One reader wrote: "I grant you it is unfortunate that trained, armed, disguised officers were not on the planes on the morning of 9/11. Had they been, the results would have been, of course, much different. But I don't see how arming everybody makes us all safer. Somalia, where nearly every male is armed, is not a terribly safe place."

Another wrote: "Your premise is that if airplanes were not gun-free zones, armed passengers aboard the planes...would have been able to overpower the terrorists and prevent the event. But if the passengers could be armed, then so could the terrorists. In practical terms, who would decide which passengers could go aboard armed and which could not? The task would be unmanageable."

For many months now, this column has been used to examine the relationship between liberty and safety. If I've not been clear enough on this point, I will now try to be especially blunt: Liberty does not guarantee safety. If safety is what you want, you will continually forgo more and more liberty. If you think it's possible to establish and permanently hold onto some "reasonable" balance between the two, you are sorely mistaken.

Safety, when construed as the prevention of evil, is achieved by imposing prior restraints on people's conduct. Basically, by stopping them before they have done anything harmful, while still innocent of wrongdoing, if you will. Good and bad alike are equally restrained -- in order to control the bad.

This sort of safety is inconsistent with, and requires the destruction of liberty. In this sense, safety and liberty cannot both be pursued and cannot be "balanced." The maxim that no man can serve two masters applies. A choice must be made.

People find it very difficult to make a permanent choice in favor of liberty. Instead, they want to decide on a case-by-case basis. They desperately want safety and think people should be reasonable in giving up some liberty in order to have safety.
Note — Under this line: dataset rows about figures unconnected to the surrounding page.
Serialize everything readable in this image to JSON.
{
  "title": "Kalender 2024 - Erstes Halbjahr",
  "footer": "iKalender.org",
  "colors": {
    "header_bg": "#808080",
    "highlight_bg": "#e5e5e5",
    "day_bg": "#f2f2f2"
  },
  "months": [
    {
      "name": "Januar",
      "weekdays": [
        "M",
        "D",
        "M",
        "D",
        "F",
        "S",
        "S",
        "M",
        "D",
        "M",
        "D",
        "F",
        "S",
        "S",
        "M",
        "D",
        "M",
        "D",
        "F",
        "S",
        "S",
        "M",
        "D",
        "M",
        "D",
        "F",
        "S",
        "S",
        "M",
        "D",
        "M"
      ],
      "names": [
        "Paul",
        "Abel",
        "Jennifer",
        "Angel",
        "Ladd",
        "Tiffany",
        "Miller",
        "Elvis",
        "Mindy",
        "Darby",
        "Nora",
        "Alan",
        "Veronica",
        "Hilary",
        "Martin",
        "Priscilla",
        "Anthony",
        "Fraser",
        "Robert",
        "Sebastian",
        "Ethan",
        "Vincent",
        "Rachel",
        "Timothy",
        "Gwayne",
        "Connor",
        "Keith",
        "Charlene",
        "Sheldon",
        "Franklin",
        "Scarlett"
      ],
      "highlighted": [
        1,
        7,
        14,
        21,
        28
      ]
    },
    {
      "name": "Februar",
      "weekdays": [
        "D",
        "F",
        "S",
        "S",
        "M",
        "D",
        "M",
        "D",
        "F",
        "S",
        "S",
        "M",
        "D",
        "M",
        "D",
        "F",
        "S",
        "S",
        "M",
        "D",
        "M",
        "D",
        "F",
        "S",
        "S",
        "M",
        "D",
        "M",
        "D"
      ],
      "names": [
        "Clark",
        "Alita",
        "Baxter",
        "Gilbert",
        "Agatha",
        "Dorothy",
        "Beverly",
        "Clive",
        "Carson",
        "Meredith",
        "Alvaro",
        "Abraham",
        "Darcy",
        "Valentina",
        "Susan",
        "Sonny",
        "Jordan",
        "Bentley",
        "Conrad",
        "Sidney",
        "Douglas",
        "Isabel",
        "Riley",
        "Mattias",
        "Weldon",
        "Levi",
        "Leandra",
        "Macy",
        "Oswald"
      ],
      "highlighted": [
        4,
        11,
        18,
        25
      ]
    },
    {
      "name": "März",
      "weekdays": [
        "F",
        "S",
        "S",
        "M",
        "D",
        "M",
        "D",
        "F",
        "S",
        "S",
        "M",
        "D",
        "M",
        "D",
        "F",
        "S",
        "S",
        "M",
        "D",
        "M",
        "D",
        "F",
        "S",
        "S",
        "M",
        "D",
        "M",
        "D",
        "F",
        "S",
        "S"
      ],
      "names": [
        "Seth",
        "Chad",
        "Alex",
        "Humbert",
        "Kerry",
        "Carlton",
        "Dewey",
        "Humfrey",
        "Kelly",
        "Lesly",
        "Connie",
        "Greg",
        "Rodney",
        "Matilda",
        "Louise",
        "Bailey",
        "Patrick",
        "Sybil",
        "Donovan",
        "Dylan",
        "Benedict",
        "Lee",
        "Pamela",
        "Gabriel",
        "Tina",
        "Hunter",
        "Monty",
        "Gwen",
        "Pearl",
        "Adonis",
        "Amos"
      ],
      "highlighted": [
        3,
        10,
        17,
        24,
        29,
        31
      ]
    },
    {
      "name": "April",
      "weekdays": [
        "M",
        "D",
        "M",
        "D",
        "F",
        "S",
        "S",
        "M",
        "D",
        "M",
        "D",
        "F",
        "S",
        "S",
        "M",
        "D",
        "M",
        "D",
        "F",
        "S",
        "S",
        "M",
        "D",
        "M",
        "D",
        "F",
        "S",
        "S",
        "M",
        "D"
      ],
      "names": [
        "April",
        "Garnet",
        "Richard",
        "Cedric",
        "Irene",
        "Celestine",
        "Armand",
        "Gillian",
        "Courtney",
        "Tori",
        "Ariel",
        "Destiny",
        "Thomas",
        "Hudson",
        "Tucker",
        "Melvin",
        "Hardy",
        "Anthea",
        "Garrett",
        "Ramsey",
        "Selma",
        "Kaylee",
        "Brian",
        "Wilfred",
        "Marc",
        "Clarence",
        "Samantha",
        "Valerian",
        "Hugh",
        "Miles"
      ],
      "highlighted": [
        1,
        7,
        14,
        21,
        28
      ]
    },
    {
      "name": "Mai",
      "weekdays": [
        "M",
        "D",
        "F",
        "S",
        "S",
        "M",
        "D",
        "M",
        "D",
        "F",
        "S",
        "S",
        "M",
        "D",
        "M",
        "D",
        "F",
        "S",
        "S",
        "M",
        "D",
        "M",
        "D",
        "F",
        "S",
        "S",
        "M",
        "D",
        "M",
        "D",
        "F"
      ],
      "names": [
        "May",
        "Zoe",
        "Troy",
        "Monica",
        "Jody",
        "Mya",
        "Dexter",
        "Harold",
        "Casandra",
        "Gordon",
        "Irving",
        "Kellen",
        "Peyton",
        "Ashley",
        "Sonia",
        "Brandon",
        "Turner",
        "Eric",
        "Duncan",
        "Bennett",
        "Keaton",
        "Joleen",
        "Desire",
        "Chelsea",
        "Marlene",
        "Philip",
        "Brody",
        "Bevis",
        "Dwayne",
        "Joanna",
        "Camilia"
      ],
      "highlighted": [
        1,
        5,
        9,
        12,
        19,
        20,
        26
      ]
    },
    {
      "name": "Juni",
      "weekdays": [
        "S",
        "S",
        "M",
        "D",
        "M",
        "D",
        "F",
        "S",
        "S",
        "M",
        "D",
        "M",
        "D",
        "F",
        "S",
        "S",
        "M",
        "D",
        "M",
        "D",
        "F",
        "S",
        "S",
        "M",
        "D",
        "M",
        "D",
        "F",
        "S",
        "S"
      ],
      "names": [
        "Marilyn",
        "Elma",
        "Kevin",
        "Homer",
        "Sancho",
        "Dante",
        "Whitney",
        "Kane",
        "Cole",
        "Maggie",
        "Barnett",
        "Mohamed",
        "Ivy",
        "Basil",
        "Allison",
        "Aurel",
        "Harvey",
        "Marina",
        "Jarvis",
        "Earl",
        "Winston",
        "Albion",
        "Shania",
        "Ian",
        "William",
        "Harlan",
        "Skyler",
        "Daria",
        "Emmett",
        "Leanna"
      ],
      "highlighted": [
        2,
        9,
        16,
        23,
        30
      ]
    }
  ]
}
It does not seem to them that it is a lot to ask; the restrictions often seem so minor. But often what's really at stake are conflicting ways of deciding what's right and what's wrong.

It is for this reason that the clashes over restrictions are often so heated, despite the seemingly small or relatively unobtrusive nature of the particular restraint or demand (like being asked to remove your shoes for airline security checks).

There are at least two ways of trying to decide what a proper course of conduct is. By far, the most common is to consider what result one wants and then to choose the means that seems, from experience, most calculated to secure that result. That choice is "good," meaning essentially, productive of the desired result. Courses of action that are actually counterproductive to the desired result are "bad." In general, this manner of deciding upon the goodness or badness or what action to take is known as having and exercising "prudence." Its ultimate goal is what Aristotle argued was man's greatest good -- happiness.

If safety in air travel is our goal, we might ask what the best course of action is to guarantee that result. As one of my readers surmised, that would be if all the bad guys were disarmed or could be assured of having only meager weapons like box cutters; while a handful of armed and trained certified good guys had guns with which to oppose them. Thus, safety seems assured and no one (on the airplane) has liberty or freedom to act except the agents of the state. A pretty good illustration of what the pursuit of safety inevitably leads to.

For example, if anyone can carry guns in public, that means that criminals will have them too. The criminals will respond to the threat of armed victims by banding together to attack in gangs or with even more powerful weapons in order to intimidate or kill their potentially armed victims. Thus, we are better off if everyone is disarmed, except for the police.